Les derniers préparatifs avancent. Il faut être au top. Afin que leur « frange » ne les perturbe pas trop durant la course qui les attend, les « demoiselles de compagnie » ont patiemment tressé les crins situés entre les deux oreilles (toujours bouchées pour créer une bulle de silence). Cette touche de coquetterie discrète s’agrémente parfois d’une chaînette avec un bijou fantaisie ou d’un bonnet en dentelle ou orné de broderies dorées. Un coup de chiffon sur les sabots, un ultime passage précis de brosse sur la croupe et les flancs, une vérification des rênes et du mors et le cheval sort de son gîte paisible pour aller au boulot. Il sera promené durant quelques minutes pour se dérouiller sa musculature d’athlète et se détendre. Dès que le sulky est attelé, un pilote coloré, sorte de passager clandestin invisible pour le cheval prend le contrôle de la « carriole » comme disent familièrement les turfistes blasés. Finie la liberté. Mécaniquement avec plus ou moins d’élégance le trotteur se met à la tache avec une bonne volonté variable. Il ne raffole pas nécessairement de l’exercice proposé.
Le galopeur aura lui un répit. Conduit par son accompagnatrice il va tourner sur le rond de présentation avec une bonne volonté plus ou moins évidente. Ils se promènent tous deux sous le regard attentif de centaines de personnes venues pour découvrir le style et l’allure de celle ou celui en qui ils mettront leur confiance.
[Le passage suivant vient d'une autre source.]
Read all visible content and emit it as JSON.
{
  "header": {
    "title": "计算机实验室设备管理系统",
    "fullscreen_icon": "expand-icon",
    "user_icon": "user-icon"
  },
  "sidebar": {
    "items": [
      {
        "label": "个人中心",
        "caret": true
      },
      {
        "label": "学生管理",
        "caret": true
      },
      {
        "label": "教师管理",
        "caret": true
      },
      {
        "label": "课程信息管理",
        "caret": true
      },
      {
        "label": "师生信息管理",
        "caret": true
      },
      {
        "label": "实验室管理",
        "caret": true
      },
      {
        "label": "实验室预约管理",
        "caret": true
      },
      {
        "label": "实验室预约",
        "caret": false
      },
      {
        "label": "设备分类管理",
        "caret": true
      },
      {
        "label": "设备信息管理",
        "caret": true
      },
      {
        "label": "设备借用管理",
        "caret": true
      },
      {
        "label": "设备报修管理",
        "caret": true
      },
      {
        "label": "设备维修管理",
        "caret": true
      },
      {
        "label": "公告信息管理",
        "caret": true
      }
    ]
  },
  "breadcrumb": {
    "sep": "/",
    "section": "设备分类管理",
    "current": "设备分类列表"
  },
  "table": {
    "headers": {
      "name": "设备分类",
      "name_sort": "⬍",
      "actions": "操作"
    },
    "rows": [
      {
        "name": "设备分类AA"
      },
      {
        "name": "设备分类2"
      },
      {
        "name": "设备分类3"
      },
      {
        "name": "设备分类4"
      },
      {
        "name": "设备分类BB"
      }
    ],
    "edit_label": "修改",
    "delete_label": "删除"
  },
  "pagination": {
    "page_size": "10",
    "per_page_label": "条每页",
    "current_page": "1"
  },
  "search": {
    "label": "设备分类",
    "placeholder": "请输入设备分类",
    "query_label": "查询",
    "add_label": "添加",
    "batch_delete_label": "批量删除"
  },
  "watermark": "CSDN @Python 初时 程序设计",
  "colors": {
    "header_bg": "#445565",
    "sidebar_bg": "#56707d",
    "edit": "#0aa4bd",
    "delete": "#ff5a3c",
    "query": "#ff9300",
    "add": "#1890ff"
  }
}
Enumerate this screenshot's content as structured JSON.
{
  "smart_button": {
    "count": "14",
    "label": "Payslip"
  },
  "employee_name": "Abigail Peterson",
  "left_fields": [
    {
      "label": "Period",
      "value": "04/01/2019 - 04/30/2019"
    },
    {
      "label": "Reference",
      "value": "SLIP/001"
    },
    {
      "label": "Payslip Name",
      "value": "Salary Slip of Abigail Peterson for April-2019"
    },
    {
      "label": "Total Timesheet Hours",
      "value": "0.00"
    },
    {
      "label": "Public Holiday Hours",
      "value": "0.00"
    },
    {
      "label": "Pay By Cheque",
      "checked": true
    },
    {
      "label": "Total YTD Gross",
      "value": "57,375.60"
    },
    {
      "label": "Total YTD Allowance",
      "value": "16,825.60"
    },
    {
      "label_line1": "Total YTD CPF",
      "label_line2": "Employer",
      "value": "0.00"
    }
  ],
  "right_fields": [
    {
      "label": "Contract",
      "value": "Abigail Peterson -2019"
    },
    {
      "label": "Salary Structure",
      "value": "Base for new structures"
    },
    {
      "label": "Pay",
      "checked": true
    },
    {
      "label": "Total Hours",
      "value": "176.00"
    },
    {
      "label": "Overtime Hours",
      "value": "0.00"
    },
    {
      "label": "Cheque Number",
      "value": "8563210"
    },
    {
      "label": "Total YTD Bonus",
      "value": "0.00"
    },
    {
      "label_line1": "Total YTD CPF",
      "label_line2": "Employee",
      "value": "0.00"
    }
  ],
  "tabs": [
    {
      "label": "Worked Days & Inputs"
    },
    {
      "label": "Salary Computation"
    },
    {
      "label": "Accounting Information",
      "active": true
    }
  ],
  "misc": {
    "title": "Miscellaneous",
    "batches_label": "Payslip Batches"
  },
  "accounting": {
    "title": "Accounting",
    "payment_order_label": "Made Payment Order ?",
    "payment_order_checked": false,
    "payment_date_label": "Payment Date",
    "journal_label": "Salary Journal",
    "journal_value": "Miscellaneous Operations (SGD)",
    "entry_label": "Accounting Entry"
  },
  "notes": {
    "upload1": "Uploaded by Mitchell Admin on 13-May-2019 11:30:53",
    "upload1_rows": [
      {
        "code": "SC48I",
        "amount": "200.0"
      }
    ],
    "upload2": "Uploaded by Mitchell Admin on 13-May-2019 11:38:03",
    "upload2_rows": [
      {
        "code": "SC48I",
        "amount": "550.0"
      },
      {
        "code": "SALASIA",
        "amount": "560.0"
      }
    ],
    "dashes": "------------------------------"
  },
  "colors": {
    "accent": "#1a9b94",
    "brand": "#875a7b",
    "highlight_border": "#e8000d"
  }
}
On ne sait qui de la lad ou du cheval est la plus fière. L’artiste entre pourtant sur scène. Il devient selon son caractère, impatient ou résigné. Dans tous les cas lorsque s’ouvre l’accès à la piste le duo formé avec un jockey prestement hissé sur la selle, s’y engage avec un allant similaire. Une sorte d’appel du grand large, du plaisir de courir, de la possibilité de se confronter aux autres. Un autre couple « utilitaire » se forme pour une équipée sauvage et exigeante du steeple-chase, pour un sprint effréné sur le plat, pour une épreuve d’endurance ou pour des sauts répétés de haies artificielles dressées en obstacle.
La compétition prend le pas sur tout le reste. Oubliés les soins attentifs. Très loin les heures douces à savourer une nourriture de choix. Il faut obéir et tout donner pour un résultat aléatoire. La douche si le soleil le permet ou un solide bouchonnage s’il en est autrement pour la météo, attendent un compétiteur qui ignore tout de sa réussite ou son échec. Et pourtant c’est ce qui conditionnera toute sa vie. Le couple « lad-cheval » se reforme dans la joie ou la déception. Probablement que la monture ressent ce que l’on pense de lui. Les vainqueurs énervés par la foule hochent énergiquement de la tête quand les autres regagnent leur pénates temporaires les naseaux bien bas. C’est sûr l’Homme qui le monte ou le dirige n’est pas forcément leur meilleur ami ! Le lad lui le comprend et l’aime. C’est une histoire d’amour à durée déterminée et au quotidien.